Bonobo, or Simon Green when he’s offstage, released his first song in 1999 and his first album, “Animal Magic,” in 2001. He’s best known for his drum-heavy, relaxed music, like in “Days to Come,” the lead single from his last album, but “Black Sands” moves beyond the drumbeats. It’s all about the mix.

The album opens with a brief instrumental introduction, entitled “Prelude,” appropriately enough. The violin melody at the beginning sounds like old Irish music before it blends into a more modern ending using notes from a piano and wind chimes.
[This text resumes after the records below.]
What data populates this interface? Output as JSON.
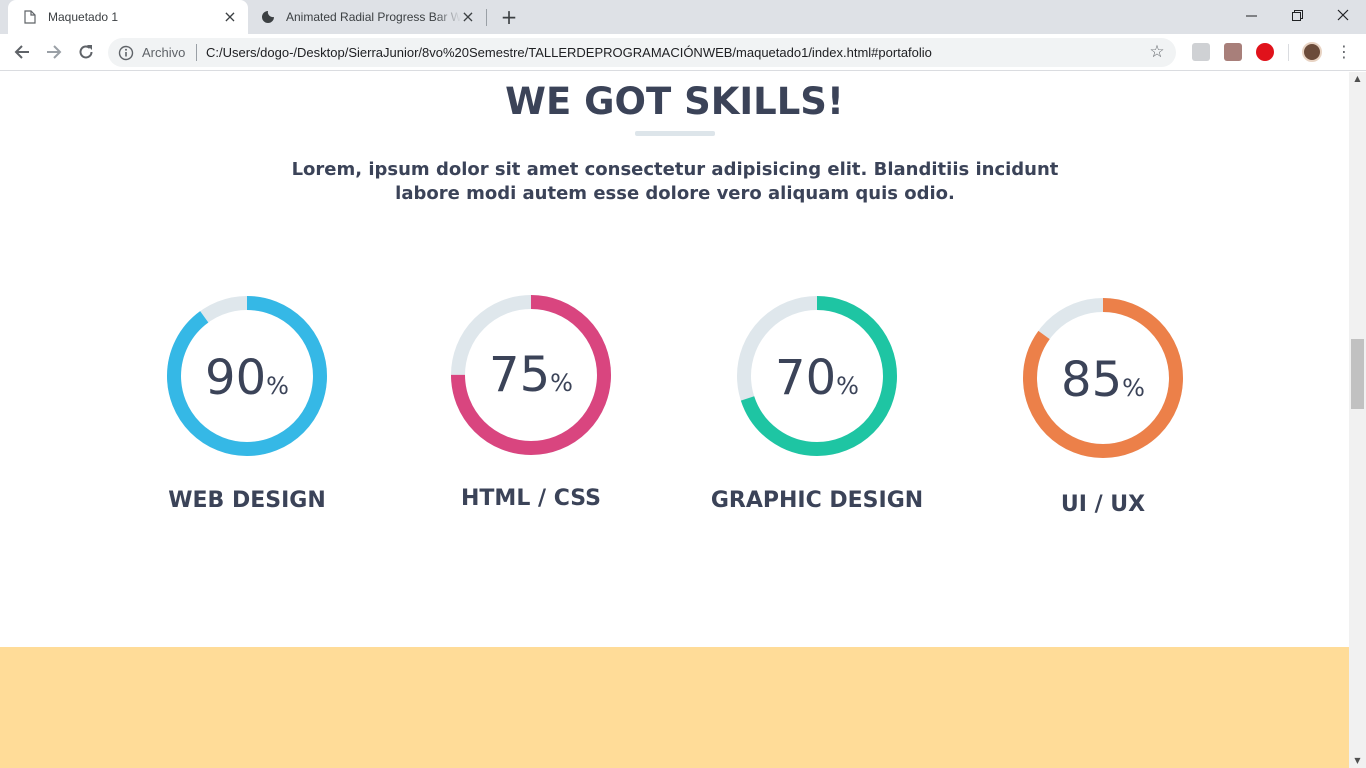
{
  "browser": {
    "tabs": [
      {
        "title": "Maquetado 1",
        "icon": "page-icon",
        "active": true
      },
      {
        "title": "Animated Radial Progress Bar W",
        "icon": "codepen-icon",
        "active": false
      }
    ],
    "address": {
      "scheme_label": "Archivo",
      "url": "C:/Users/dogo-/Desktop/SierraJunior/8vo%20Semestre/TALLERDEPROGRAMACIÓNWEB/maquetado1/index.html#portafolio"
    }
  },
  "page": {
    "title": "WE GOT SKILLS!",
    "description": "Lorem, ipsum dolor sit amet consectetur adipisicing elit. Blanditiis incidunt labore modi autem esse dolore vero aliquam quis odio.",
    "skills": [
      {
        "value": "90",
        "unit": "%",
        "percent": 90,
        "label": "WEB DESIGN",
        "color": "#35b8e6"
      },
      {
        "value": "75",
        "unit": "%",
        "percent": 75,
        "label": "HTML / CSS",
        "color": "#d9457f"
      },
      {
        "value": "70",
        "unit": "%",
        "percent": 70,
        "label": "GRAPHIC DESIGN",
        "color": "#1ec5a3"
      },
      {
        "value": "85",
        "unit": "%",
        "percent": 85,
        "label": "UI / UX",
        "color": "#ec8049"
      }
    ],
    "track_color": "#dfe7ec",
    "footer_color": "#ffdc98"
  }
}
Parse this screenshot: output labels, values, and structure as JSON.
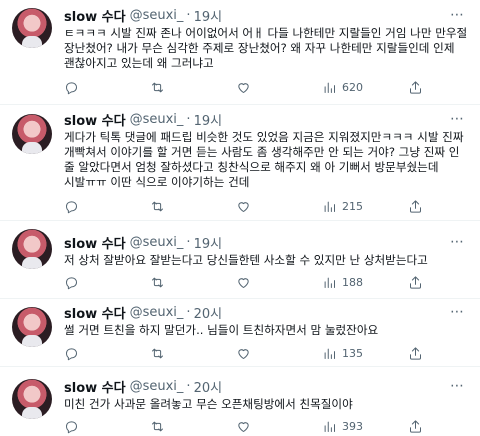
{
  "author": {
    "name": "slow 수다",
    "handle": "@seuxi_",
    "dot": "·"
  },
  "more_glyph": "⋯",
  "tweets": [
    {
      "time": "19시",
      "text": "ㅌㅋㅋㅋ 시발 진짜 존나 어이없어서 어ㅐ 다들 나한테만 지랄들인 거임 나만 만우절 장난쳤어? 내가 무슨 심각한 주제로 장난쳤어? 왜 자꾸 나한테만 지랄들인데 인제 괜찮아지고 있는데 왜 그러냐고",
      "views": "620"
    },
    {
      "time": "19시",
      "text": "게다가 틱톡 댓글에 패드립 비슷한 것도 있었음 지금은 지워졌지만ㅋㅋㅋ 시발 진짜 개빡쳐서 이야기를 할 거면 듣는 사람도 좀 생각해주만 안 되는 거야? 그냥 진짜 인 줄 알았다면서 엄청 잘하셨다고 칭찬식으로 해주지 왜 아 기뻐서 방문부쉈는데 시발ㅠㅠ 이딴 식으로 이야기하는 건데",
      "views": "215"
    },
    {
      "time": "19시",
      "text": "저 상처 잘받아요 잘받는다고 당신들한텐 사소할 수 있지만 난 상처받는다고",
      "views": "188"
    },
    {
      "time": "20시",
      "text": "썰 거면 트친을 하지 말던가.. 님들이 트친하자면서 맘 눌렀잔아요",
      "views": "135"
    },
    {
      "time": "20시",
      "text": "미친 건가 사과문 올려놓고 무슨 오픈채팅방에서 친목질이야",
      "views": "393"
    }
  ]
}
The CD’s next track, “Kiara,” combines the sounds of violins and electric guitars with digitally produced sounds to create a song that is bright and joyful, and thankfully not chilled out at all. It’s somewhere in between Beethoven and bubblegum pop, if such a place exists. The high notes hint at female vocals and the percussion sounds like human hands clapping, communicating a sense of youth and adventure. Perhaps now is the best time to see the world, perhaps tomorrow we will lace up our shoes and set out into the unknown. But in the meantime, let’s just enjoy the moment.

One of the songs, “El Toro,” begins with wind instruments set against a background of light drum and cymbal beats and ends with a smooth salsa rhythm. I found myself turning up the volume about 10 seconds into the song. Of all the songs on “Black Sands,” this one was the only one that made me want to dance.

Triana shows off her vocals on three songs, “Eyesdown,” “The Keeper,” and “Stay the Same.” Of the three, “Stay the Same” is the most memorable. It’s pensive and smooth, the perfect song to listen to when you’re alone in your pajamas at the end of a long and

eventful night out.

The album’s namesake track, “Black Sands,” is the perfect daydreaming music — hopeful and uncertain at the same time, with light whimsical trumpet notes gliding over a steady piano background. However, at six minutes and 49 seconds, the song overstays its welcome. It doesn’t change much from beginning to end, leaving the listener bored and ready to stop daydreaming

after four minutes.

A more upbeat song, “We Could Forever,” sounds like a grown-up version of “Under the Sea” from The Little

Mermaid. Its bouncy jazz beats conjure up images of dancing fish and mermaids. At four minutes and 20 seconds, “We Could Forever” is the perfect length, and it’s the brightest song on the album.

Each of Bonobo’s new albums surpasses his last effort and this is especially true for “Black Sands.” With its expert blend of chill drum solos and spunky instrumentals, “Black Sands” is a step up from “Days to Come,” which is saying something in and of itself. If Bonobo manages to produce an album in the next few years that tops “Black Sands,” his name may soon be synonymous with beat-heavy jazz.